En una era de gestión según las cifras, muchos directivos estadounidenses —especialmente en las industrias maduras— se muestran reacios a invertir mucho en el desarrollo de nuevos procesos de fabricación. Cuando se les pide que expliquen su reticencia, suelen responder de formas bastante predecibles. «No podemos darnos el lujo de diseñar nuevos equipos de capital solo para nuestras propias necesidades de fabricación» es una respuesta frecuente. Así es: «Los productores de bienes de capital hacen un trabajo mucho mejor y pueden amortizar sus costes de desarrollo en lugar de las ventas a muchas empresas». Quizás lo más común sea: «Deje que los demás experimenten en la fabricación; podemos aprender de sus errores y hacerlo mejor».

Cada uno de estos comentarios se basa en el supuesto de que los avances esenciales de la tecnología de procesos se pueden aprovechar más fácilmente mediante la compra de equipos que mediante el diseño y el desarrollo internos de los equipos. Nuestras amplias conversaciones con los directores de empresas tecnológicas europeas (principalmente alemanas) nos han convencido de que esta suposición no se comparte tan ampliamente en el extranjero como en los Estados Unidos. Prácticamente en general, los directivos europeos nos impresionaron con su firme compromiso de aumentar la cuota de mercado mediante el desarrollo interno de una tecnología de procesos avanzada, incluso cuando sus proveedores respondían muy bien a los avances tecnológicos.

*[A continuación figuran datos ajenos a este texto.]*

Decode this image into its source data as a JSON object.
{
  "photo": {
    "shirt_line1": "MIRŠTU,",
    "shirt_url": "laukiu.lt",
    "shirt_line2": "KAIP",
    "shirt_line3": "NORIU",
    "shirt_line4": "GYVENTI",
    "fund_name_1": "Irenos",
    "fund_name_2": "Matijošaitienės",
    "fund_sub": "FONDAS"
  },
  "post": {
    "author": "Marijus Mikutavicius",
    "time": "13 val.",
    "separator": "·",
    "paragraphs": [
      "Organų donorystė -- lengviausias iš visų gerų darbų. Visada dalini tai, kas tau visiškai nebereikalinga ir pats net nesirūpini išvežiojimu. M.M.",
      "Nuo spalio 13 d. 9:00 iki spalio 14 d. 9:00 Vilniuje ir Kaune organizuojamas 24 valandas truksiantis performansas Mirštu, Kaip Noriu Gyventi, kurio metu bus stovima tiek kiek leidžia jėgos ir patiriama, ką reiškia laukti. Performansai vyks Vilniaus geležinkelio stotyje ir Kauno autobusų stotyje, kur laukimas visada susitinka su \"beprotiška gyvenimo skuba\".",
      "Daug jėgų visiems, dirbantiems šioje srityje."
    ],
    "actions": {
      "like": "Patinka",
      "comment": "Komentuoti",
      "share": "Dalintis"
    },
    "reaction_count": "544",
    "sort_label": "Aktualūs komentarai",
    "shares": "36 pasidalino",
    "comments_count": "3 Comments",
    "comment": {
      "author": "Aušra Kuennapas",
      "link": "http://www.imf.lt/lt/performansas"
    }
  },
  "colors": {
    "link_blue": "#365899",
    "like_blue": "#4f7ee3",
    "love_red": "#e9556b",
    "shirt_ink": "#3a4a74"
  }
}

Por el contrario, los directivos estadounidenses tienden a restringir las inversiones en el desarrollo de procesos únicamente a aquellos elementos que puedan reducir los costes a corto plazo. No todos están contentos con esto. Como nos dijo un ejecutivo descontento: «Durante demasiado tiempo, a los directivos estadounidenses se les ha enseñado a fijar prioridades bajas en los proyectos de mecanización, por lo que, finalmente, la desinversión parece ser la mejor manera de superar las dificultades de fabricación. ¿Por qué?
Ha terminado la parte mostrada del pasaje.